LeetCode: Edit Distance of Two Words

Edit Distance of the Two Words

Given two words word1 and word2, find the minimum number of steps required to convert word1 to word2. (each operation is counted as 1 step.)

You have the following 3 operations permitted on a word:

a) Insert a character
b) Delete a character
c) Replace a character

I remembered there is standard algorithm to solve this problem, discussed in courses like Natural Language Processing (see www.coursera.com)

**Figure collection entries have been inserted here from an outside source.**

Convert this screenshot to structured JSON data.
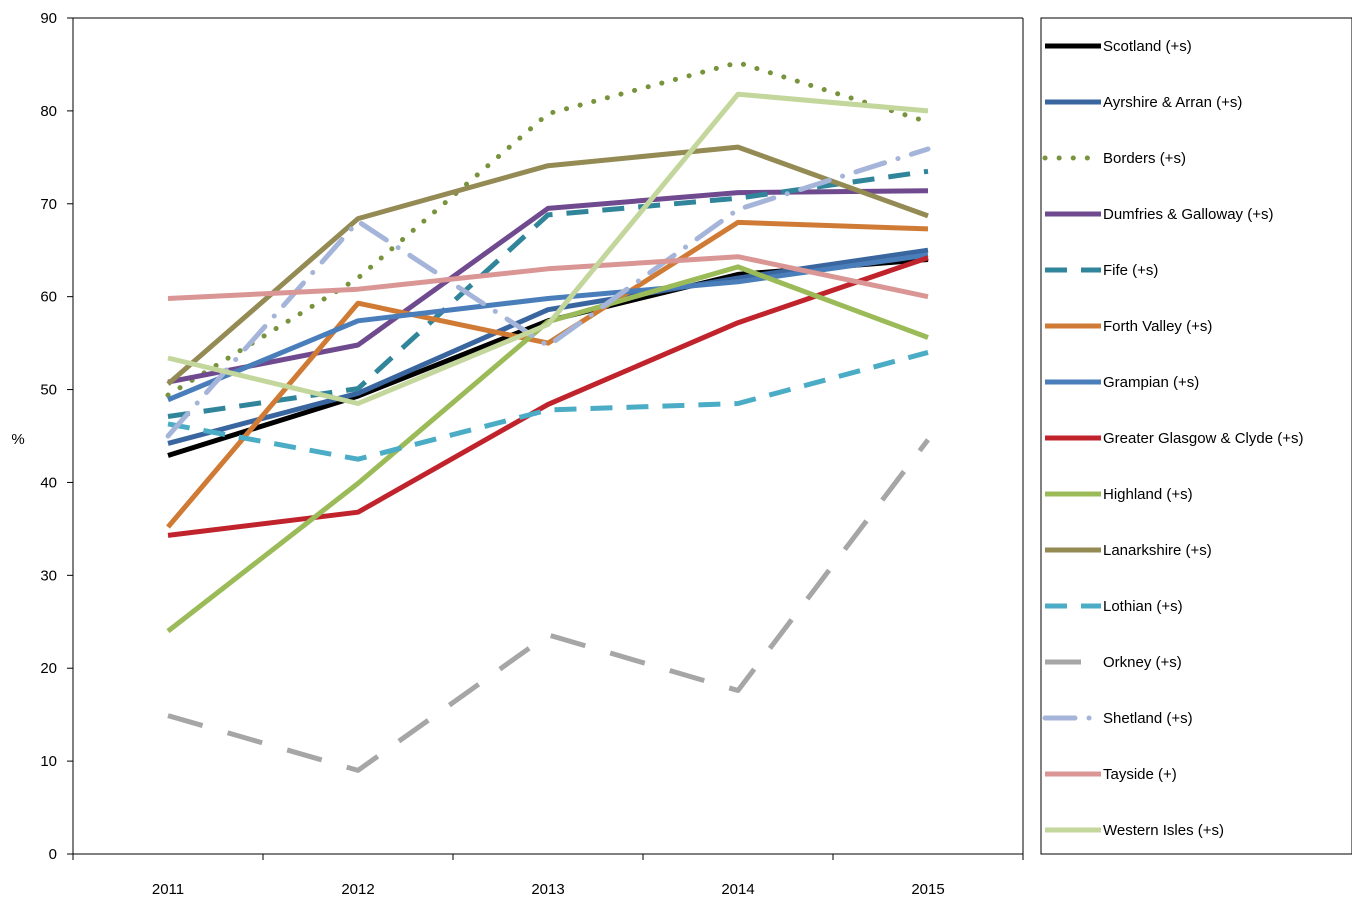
{
  "chart_data": {
    "type": "line",
    "ylabel": "%",
    "xlabel": "",
    "ylim": [
      0,
      90
    ],
    "yticks": [
      "0",
      "10",
      "20",
      "30",
      "40",
      "50",
      "60",
      "70",
      "80",
      "90"
    ],
    "categories": [
      "2011",
      "2012",
      "2013",
      "2014",
      "2015"
    ],
    "legend_position": "right",
    "grid": false,
    "series": [
      {
        "name": "Scotland (+s)",
        "values": [
          42.9,
          49.3,
          57.4,
          62.4,
          64.0
        ],
        "color": "#000000",
        "dash": "solid"
      },
      {
        "name": "Ayrshire & Arran (+s)",
        "values": [
          44.2,
          49.6,
          58.6,
          62.0,
          65.0
        ],
        "color": "#3a66a0",
        "dash": "solid"
      },
      {
        "name": "Borders (+s)",
        "values": [
          49.4,
          62.0,
          79.7,
          85.2,
          78.8
        ],
        "color": "#77933c",
        "dash": "dotted"
      },
      {
        "name": "Dumfries & Galloway (+s)",
        "values": [
          50.8,
          54.8,
          69.5,
          71.2,
          71.4
        ],
        "color": "#6f4a8e",
        "dash": "solid"
      },
      {
        "name": "Fife (+s)",
        "values": [
          47.1,
          50.1,
          68.8,
          70.6,
          73.5
        ],
        "color": "#31859b",
        "dash": "dash"
      },
      {
        "name": "Forth Valley (+s)",
        "values": [
          35.2,
          59.3,
          55.0,
          68.0,
          67.3
        ],
        "color": "#d07b35",
        "dash": "solid"
      },
      {
        "name": "Grampian (+s)",
        "values": [
          48.9,
          57.4,
          59.8,
          61.6,
          64.5
        ],
        "color": "#4a7ebb",
        "dash": "solid"
      },
      {
        "name": "Greater Glasgow & Clyde (+s)",
        "values": [
          34.3,
          36.8,
          48.4,
          57.2,
          64.2
        ],
        "color": "#c0232b",
        "dash": "solid"
      },
      {
        "name": "Highland (+s)",
        "values": [
          24.0,
          39.9,
          57.3,
          63.2,
          55.6
        ],
        "color": "#9bbb59",
        "dash": "solid"
      },
      {
        "name": "Lanarkshire (+s)",
        "values": [
          50.6,
          68.4,
          74.1,
          76.1,
          68.7
        ],
        "color": "#948a54",
        "dash": "solid"
      },
      {
        "name": "Lothian (+s)",
        "values": [
          46.3,
          42.5,
          47.8,
          48.5,
          54.0
        ],
        "color": "#4bacc6",
        "dash": "dash"
      },
      {
        "name": "Orkney (+s)",
        "values": [
          14.9,
          9.0,
          23.6,
          17.6,
          44.6
        ],
        "color": "#a6a6a6",
        "dash": "longdash"
      },
      {
        "name": "Shetland (+s)",
        "values": [
          45.0,
          68.1,
          54.7,
          69.4,
          75.9
        ],
        "color": "#a5b5d9",
        "dash": "dashdot"
      },
      {
        "name": "Tayside (+)",
        "values": [
          59.8,
          60.8,
          63.0,
          64.3,
          60.0
        ],
        "color": "#d99694",
        "dash": "solid"
      },
      {
        "name": "Western Isles (+s)",
        "values": [
          53.4,
          48.5,
          57.0,
          81.8,
          80.0
        ],
        "color": "#c3d69b",
        "dash": "solid"
      }
    ]
  }
}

Dynamic Programming will be used to solve this problem.

Basic Idea:

If we know the distance between word2[i-1] & word1[j-1], between word2[i] & word1[j-1], and between word2[i-1] & word1[j], then the distance between word2[i] & word1[j] will be

if(word2[i] == word1[j])

dist[i][j] = min(dist[i-1][j-1], min(dist[i-1][j], dist[i][j-1])+1)

else

dist[i][j] = min(dist[i-1][j-1], min(dist[i-1][j], dist[i][j-1])) + 1

Un-optimized code:

class Solution {
public:
    int minDistance(string word1, string word2) {
        // Start typing your C/C++ solution below
        // DO NOT write int main() function
        if(word2.length() == 0)
            return word1.length();
        if(word1.length() == 0)
            return word2.length();
        int word1Length = word1.length(), word2Length = word2.length();
        int ** matrix = new int *[word2Length];
        for(int i=0; i<word2Length; i++){
            matrix[i] = new int[word1Length];
        }
        if(word1[0] == word2[0])
            matrix[0][0] = 0;
        else
            matrix[0][0] = 1;
        for(int j=1; j<word1Length; j++){
            if(word1[j] == word2[0] && j<matrix[0][j-1] + 1)
                matrix[0][j] = j;
            else
                matrix[0][j] = matrix[0][j-1]+1;
        }
        for(int i=1; i<word2Length; i++){
            if(word2[i] == word1[0] && i<matrix[i-1][0] + 1)
                matrix[i][0] = i;
            else
                matrix[i][0] = matrix[i-1][0] + 1;
            for(int j=1; j<word1Length; j++){
                int temp = min(min(matrix[i-1][j], matrix[i][j-1]), matrix[i-1][j-1]);
                matrix[i][j] = temp + 1;
                if(word1[j] == word2[i] && matrix[i-1][j-1] < temp + 1)
                    matrix[i][j] = matrix[i-1][j-1];
            }
        }
        int ret = matrix[word2Length-1][word1Length-1];
        for(int i=0; i<word2Length; i++)
            delete[] matrix[i];
        delete[] matrix;
        return ret;
    }
};